Et si Lana Del Ray et Kanye West avaient chanté à la cour du Roi Soleil ? La flûtiste anglaise Emi Ferguson, professeur à la Juilliard School de New York, offre une seconde jeunesse aux airs baroques du XVIIe siècle.

Emi Ferguson a passé les étés de son enfance dans un village de l’arrière-pays provençal, mais c’est sa rencontre avec un Américain de l’Etat de New York qui a influencé sa carrière de flûtiste francophile. En 2009, la jeune Anglaise est étudiante à la Juilliard School of Music de New York lorsqu’elle postule au Master « Historical Performance » qui vient d’être créé. Pionnier de l’interprétation historique et du répertoire baroque en France et aux Etats-Unis, fondateur de l’ensemble Les Arts Florissants, William Christie dirige les auditions. Il recrute la flûtiste de vingt-deux ans et lui offre son premier instrument.

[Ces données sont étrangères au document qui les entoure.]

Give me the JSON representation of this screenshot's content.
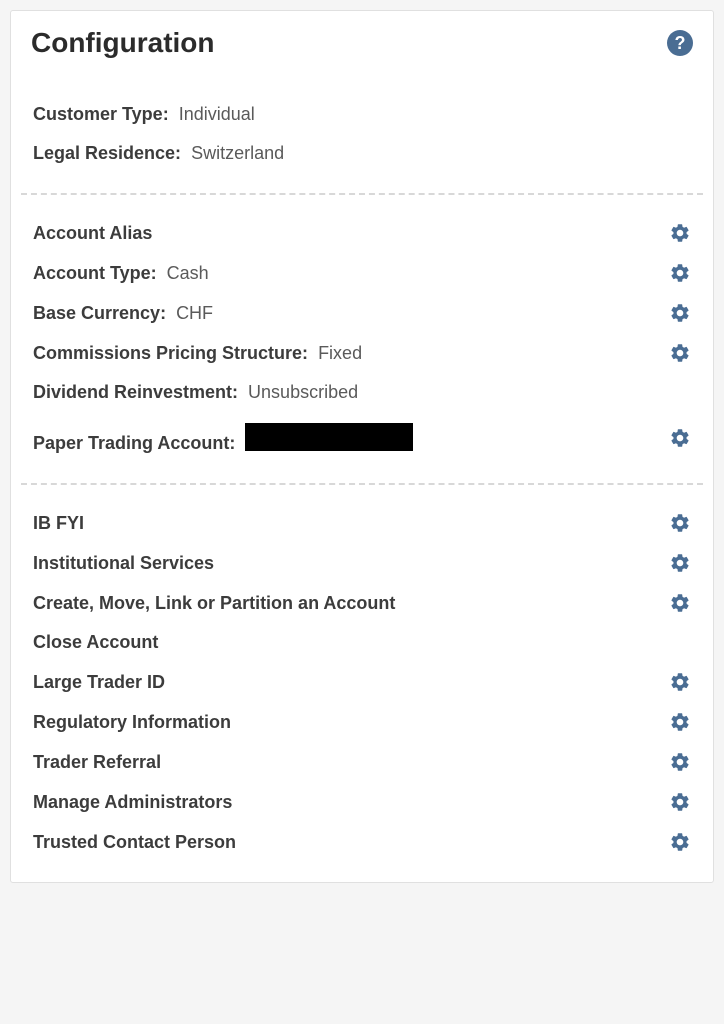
{
  "header": {
    "title": "Configuration"
  },
  "info": {
    "customer_type_label": "Customer Type:",
    "customer_type_value": "Individual",
    "legal_residence_label": "Legal Residence:",
    "legal_residence_value": "Switzerland"
  },
  "settings": [
    {
      "label": "Account Alias",
      "value": "",
      "gear": true
    },
    {
      "label": "Account Type:",
      "value": "Cash",
      "gear": true
    },
    {
      "label": "Base Currency:",
      "value": "CHF",
      "gear": true
    },
    {
      "label": "Commissions Pricing Structure:",
      "value": "Fixed",
      "gear": true
    },
    {
      "label": "Dividend Reinvestment:",
      "value": "Unsubscribed",
      "gear": false
    },
    {
      "label": "Paper Trading Account:",
      "value": "",
      "redacted": true,
      "gear": true
    }
  ],
  "links": [
    {
      "label": "IB FYI",
      "gear": true
    },
    {
      "label": "Institutional Services",
      "gear": true
    },
    {
      "label": "Create, Move, Link or Partition an Account",
      "gear": true
    },
    {
      "label": "Close Account",
      "gear": false
    },
    {
      "label": "Large Trader ID",
      "gear": true
    },
    {
      "label": "Regulatory Information",
      "gear": true
    },
    {
      "label": "Trader Referral",
      "gear": true
    },
    {
      "label": "Manage Administrators",
      "gear": true
    },
    {
      "label": "Trusted Contact Person",
      "gear": true
    }
  ]
}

La flûte d’ébène aux bagues d’ivoire, la réplique exacte d’un modèle « Palanca » du XVIIIe siècle, séduit la musicienne. Jusqu’alors passionnée de musique moderne et jazz, Emi Ferguson se tourne vers le baroque. Elle se produit avec l’orchestre de Juilliard et une fois diplômée, elle est invitée à jouer avec Les Arts Florissants lors du festival d’été que William Christie organise chaque année dans sa résidence vendéenne.

« Des musiciens pop à la cour de Louis XIV »

Le premier album d’Emi Ferguson, Amour Cruel, sorti en septembre dernier, redonne vie aux airs de cour, un genre qui s’est épanoui au XVIIe siècle sous l’influence de Louis XIV et du compositeur Jean-Baptiste Lully avant de tomber dans l’oubli. « J’ai réécris ces paroles et ces harmonies en imaginant que le roi avait invité des artistes pop à Versailles », explique-t-elle.

Des archives de la bibliothèque de Juilliard, Emi Ferguson exhume des chansons écrites il y a quatre cents ans. Un célèbre poème de Ronsard écrit en 1545 et mis en musique au XVIe siècle, déniché dans un « vieux livre poussiéreux », devient « Mignonne », la seconde piste de l’album. Deux airs sont « librement traduits » en anglais, les autres sont chantés en français. Pour placer sa voix, la musicienne demande conseil à l’Américain Thomas Grubb, coach de diction française et spécialiste du chant de la Renaissance.

Le magazine Billboard a placé Amour Cruel en dix-septième position de son classement des albums classiques. « C’est un honneur », admet Emi Ferguson, mais la musique baroque reste « une niche ». L’opéra attire plus d’étudiants que la musique de la Renaissance, mais la flûtiste francophile poursuit son œuvre. Elle se produira le 9 novembre au Manderley Bar de New York puis le 20 novembre à Montreuil, au nord-est de Paris.